INTRODUCTION: Since early nineties, laparoscopic appendectomy (LA) has become another optional treatment for acute appendicitis. A novel approach such as Single Port Access appendectomy (SPAA) has been described since then. In order to elucidate the possible differences between standard treatment and this novel technique, we designed a randomized comparative study.
METHODS: Between July 2009 and March 2010, 87 patients were random for suspected appendicitis in order to perform SPA appendectomy or laparoscopic appendectomy. All patients were enrolled in this multicentre study. Three surgeons enrolled patients and were randomized in two different groups. In one group were enrolled patients who underwent standard laparsocopic approach and another group patients with SPAA. Standard trocars and instruments were used in both groups according to surgeon’s experience. Laparoscopy was performed and the appendix was removed. The ligation of appendix was performed either by thread loop, or endoscopic stapler. Outcomes, including blood loss, operative time, complications, and length of stay were recorded. Pain scores were analysed and time for discharge. The details regarding the recovery of patients were collected prospectively.
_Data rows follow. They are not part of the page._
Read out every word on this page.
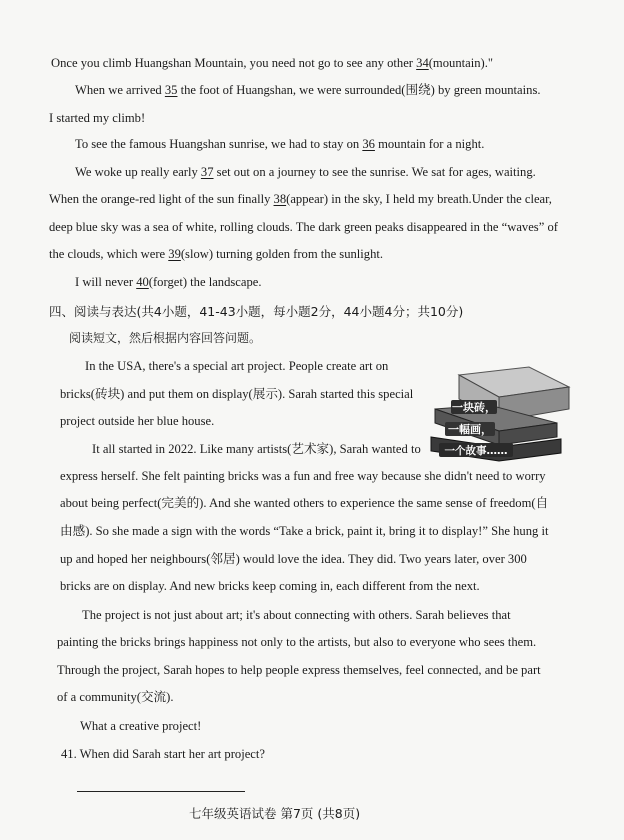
Once you climb Huangshan Mountain, you need not go to see any other 34(mountain)."
When we arrived 35 the foot of Huangshan, we were surrounded(围绕) by green mountains.
I started my climb!
To see the famous Huangshan sunrise, we had to stay on 36 mountain for a night.
We woke up really early 37 set out on a journey to see the sunrise. We sat for ages, waiting.
When the orange-red light of the sun finally 38(appear) in the sky, I held my breath.Under the clear,
deep blue sky was a sea of white, rolling clouds. The dark green peaks disappeared in the “waves” of
the clouds, which were 39(slow) turning golden from the sunlight.
I will never 40(forget) the landscape.
四、阅读与表达(共4小题，41-43小题，每小题2分，44小题4分；共10分)
阅读短文，然后根据内容回答问题。
In the USA, there's a special art project. People create art on
bricks(砖块) and put them on display(展示). Sarah started this special
project outside her blue house.
It all started in 2022. Like many artists(艺术家), Sarah wanted to
express herself. She felt painting bricks was a fun and free way because she didn't need to worry
about being perfect(完美的). And she wanted others to experience the same sense of freedom(自
由感). So she made a sign with the words “Take a brick, paint it, bring it to display!” She hung it
up and hoped her neighbours(邻居) would love the idea. They did. Two years later, over 300
bricks are on display. And new bricks keep coming in, each different from the next.
The project is not just about art; it's about connecting with others. Sarah believes that
painting the bricks brings happiness not only to the artists, but also to everyone who sees them.
Through the project, Sarah hopes to help people express themselves, feel connected, and be part
of a community(交流).
What a creative project!
41. When did Sarah start her art project?
一块砖，
一幅画，
一个故事……
七年级英语试卷 第7页 (共8页)
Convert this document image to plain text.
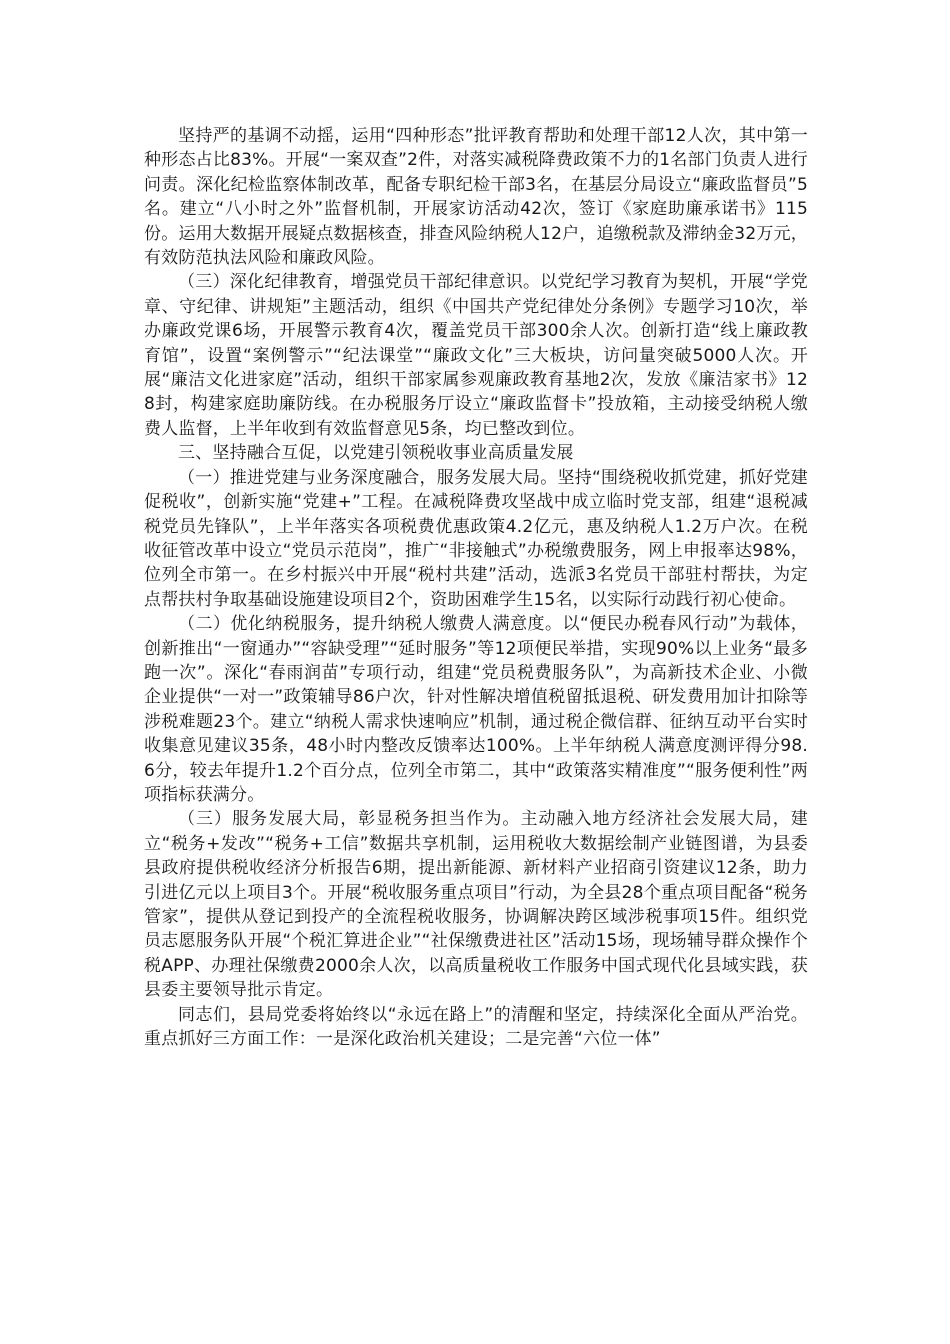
坚持严的基调不动摇，运用“四种形态”批评教育帮助和处理干部12人次，其中第一种形态占比83%。开展“一案双查”2件，对落实减税降费政策不力的1名部门负责人进行问责。深化纪检监察体制改革，配备专职纪检干部3名，在基层分局设立“廉政监督员”5名。建立“八小时之外”监督机制，开展家访活动42次，签订《家庭助廉承诺书》115份。运用大数据开展疑点数据核查，排查风险纳税人12户，追缴税款及滞纳金32万元，有效防范执法风险和廉政风险。

（三）深化纪律教育，增强党员干部纪律意识。以党纪学习教育为契机，开展“学党章、守纪律、讲规矩”主题活动，组织《中国共产党纪律处分条例》专题学习10次，举办廉政党课6场，开展警示教育4次，覆盖党员干部300余人次。创新打造“线上廉政教育馆”，设置“案例警示”“纪法课堂”“廉政文化”三大板块，访问量突破5000人次。开展“廉洁文化进家庭”活动，组织干部家属参观廉政教育基地2次，发放《廉洁家书》128封，构建家庭助廉防线。在办税服务厅设立“廉政监督卡”投放箱，主动接受纳税人缴费人监督，上半年收到有效监督意见5条，均已整改到位。

三、坚持融合互促，以党建引领税收事业高质量发展

（一）推进党建与业务深度融合，服务发展大局。坚持“围绕税收抓党建，抓好党建促税收”，创新实施“党建+”工程。在减税降费攻坚战中成立临时党支部，组建“退税减税党员先锋队”，上半年落实各项税费优惠政策4.2亿元，惠及纳税人1.2万户次。在税收征管改革中设立“党员示范岗”，推广“非接触式”办税缴费服务，网上申报率达98%，位列全市第一。在乡村振兴中开展“税村共建”活动，选派3名党员干部驻村帮扶，为定点帮扶村争取基础设施建设项目2个，资助困难学生15名，以实际行动践行初心使命。

（二）优化纳税服务，提升纳税人缴费人满意度。以“便民办税春风行动”为载体，创新推出“一窗通办”“容缺受理”“延时服务”等12项便民举措，实现90%以上业务“最多跑一次”。深化“春雨润苗”专项行动，组建“党员税费服务队”，为高新技术企业、小微企业提供“一对一”政策辅导86户次，针对性解决增值税留抵退税、研发费用加计扣除等涉税难题23个。建立“纳税人需求快速响应”机制，通过税企微信群、征纳互动平台实时收集意见建议35条，48小时内整改反馈率达100%。上半年纳税人满意度测评得分98.6分，较去年提升1.2个百分点，位列全市第二，其中“政策落实精准度”“服务便利性”两项指标获满分。

（三）服务发展大局，彰显税务担当作为。主动融入地方经济社会发展大局，建立“税务+发改”“税务+工信”数据共享机制，运用税收大数据绘制产业链图谱，为县委县政府提供税收经济分析报告6期，提出新能源、新材料产业招商引资建议12条，助力引进亿元以上项目3个。开展“税收服务重点项目”行动，为全县28个重点项目配备“税务管家”，提供从登记到投产的全流程税收服务，协调解决跨区域涉税事项15件。组织党员志愿服务队开展“个税汇算进企业”“社保缴费进社区”活动15场，现场辅导群众操作个税APP、办理社保缴费2000余人次，以高质量税收工作服务中国式现代化县域实践，获县委主要领导批示肯定。

同志们，县局党委将始终以“永远在路上”的清醒和坚定，持续深化全面从严治党。重点抓好三方面工作：一是深化政治机关建设；二是完善“六位一体”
RESULTS: There were 46 patients in the SPAA group and 41 in the LAG. The mean age of the patients was 34,2 (17-73) for the SPAA group and 37,7 (19-69)) for the LAG. There were 19 males and 27 females in the SPAA group and 22 males and 19 females in the LA group. SILSTM Port was used in 38 patients and TriPortTM in 8 patients. The mean operative time was 40,4 minutes in the SPAA group, and 35,0 minutes in the LA group. Only 1 patient of the SPAA group, the procedure was converted to an open approach due to technical difficulties in a colonic cancer. Complications occurred in 3 patients; 1 acute hearth infraction, an acute pulmonary oedema and finally a postoperative haemorrhage (all in the SPAA group).
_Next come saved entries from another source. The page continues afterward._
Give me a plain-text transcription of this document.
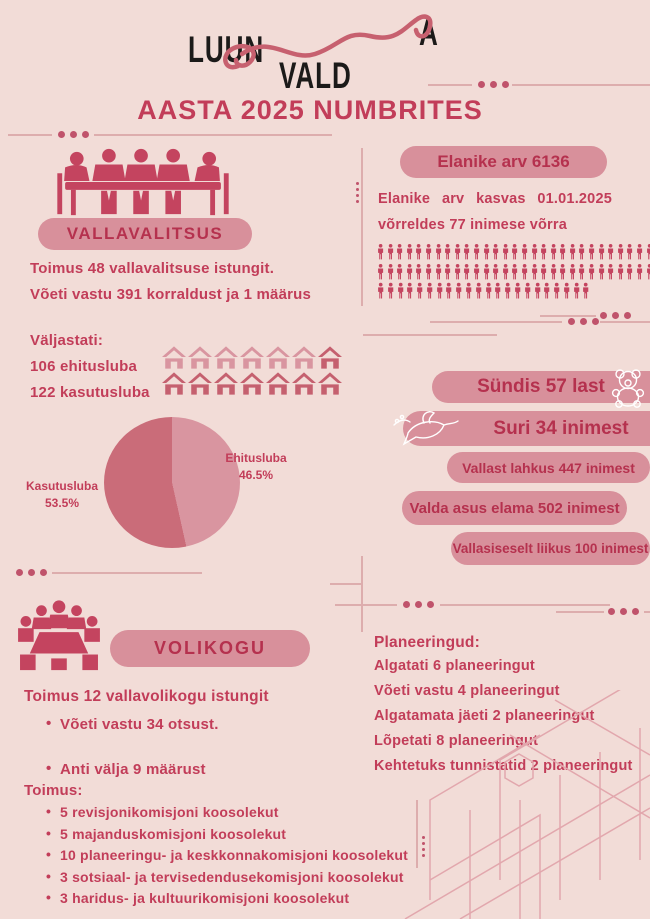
LUUN
VALD
A
AASTA 2025 NUMBRITES
VALLAVALITSUS
Toimus 48 vallavalitsuse istungit.
Võeti vastu 391 korraldust ja 1 määrus
Elanike arv 6136
Elanike arv kasvas 01.01.2025
võrreldes 77 inimese võrra
Väljastati:
106 ehitusluba
122 kasutusluba
Ehitusluba
46.5%
Kasutusluba
53.5%
Sündis 57 last
Suri 34 inimest
Vallast lahkus 447 inimest
Valda asus elama 502 inimest
Vallasiseselt liikus 100 inimest
VOLIKOGU
Toimus 12 vallavolikogu istungit
• Võeti vastu 34 otsust.
• Anti välja 9 määrust
Toimus:
• 5 revisjonikomisjoni koosolekut
• 5 majanduskomisjoni koosolekut
• 10 planeeringu- ja keskkonnakomisjoni koosolekut
• 3 sotsiaal- ja tervisedendusekomisjoni koosolekut
• 3 haridus- ja kultuurikomisjoni koosolekut
Planeeringud:
Algatati 6 planeeringut
Võeti vastu 4 planeeringut
Algatamata jäeti 2 planeeringut
Lõpetati 8 planeeringut
Kehtetuks tunnistatid 2 planeeringut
Surgeons used LigaSure® in 30 patients in the SPAA group and in 25 patients in the LA group. For the appendix section, endoloop were used in 22 patients in the SPPA group and in 33 patients in the LA group. Oral intake was accomplished after 12,5 hours in the SPAA group and 10,7 hours in the LA group. The mean hospital stay was 33,5 hours in the SPAA group and 34,0 hours in the LA group. Pain was evaluated and was 2,8 in the SPAA group and 2,9 in the LA group, according to the AVS after 24 hours. The degree of satisfaction was higher in the SPAA group (7,5 versus 6,9). Same results were found for the aesthetic result (8,6 versus 7,4).
CONCLUSION: This study shows the feasibility and safety of single-port transumbilical laparoscopic appendectomy. This includes obese patients, uncomplicated and complicated appendicitis as well as for exploratory laparoscopy. Refinements in instrumentation will enable wider use of this novel minimally invasive approach. It can be undertaken without the expense of added operative time and provides patients with minimal, if any, apparent scarring. The true benefit of the technique should be assessed by new randomised controlled trials.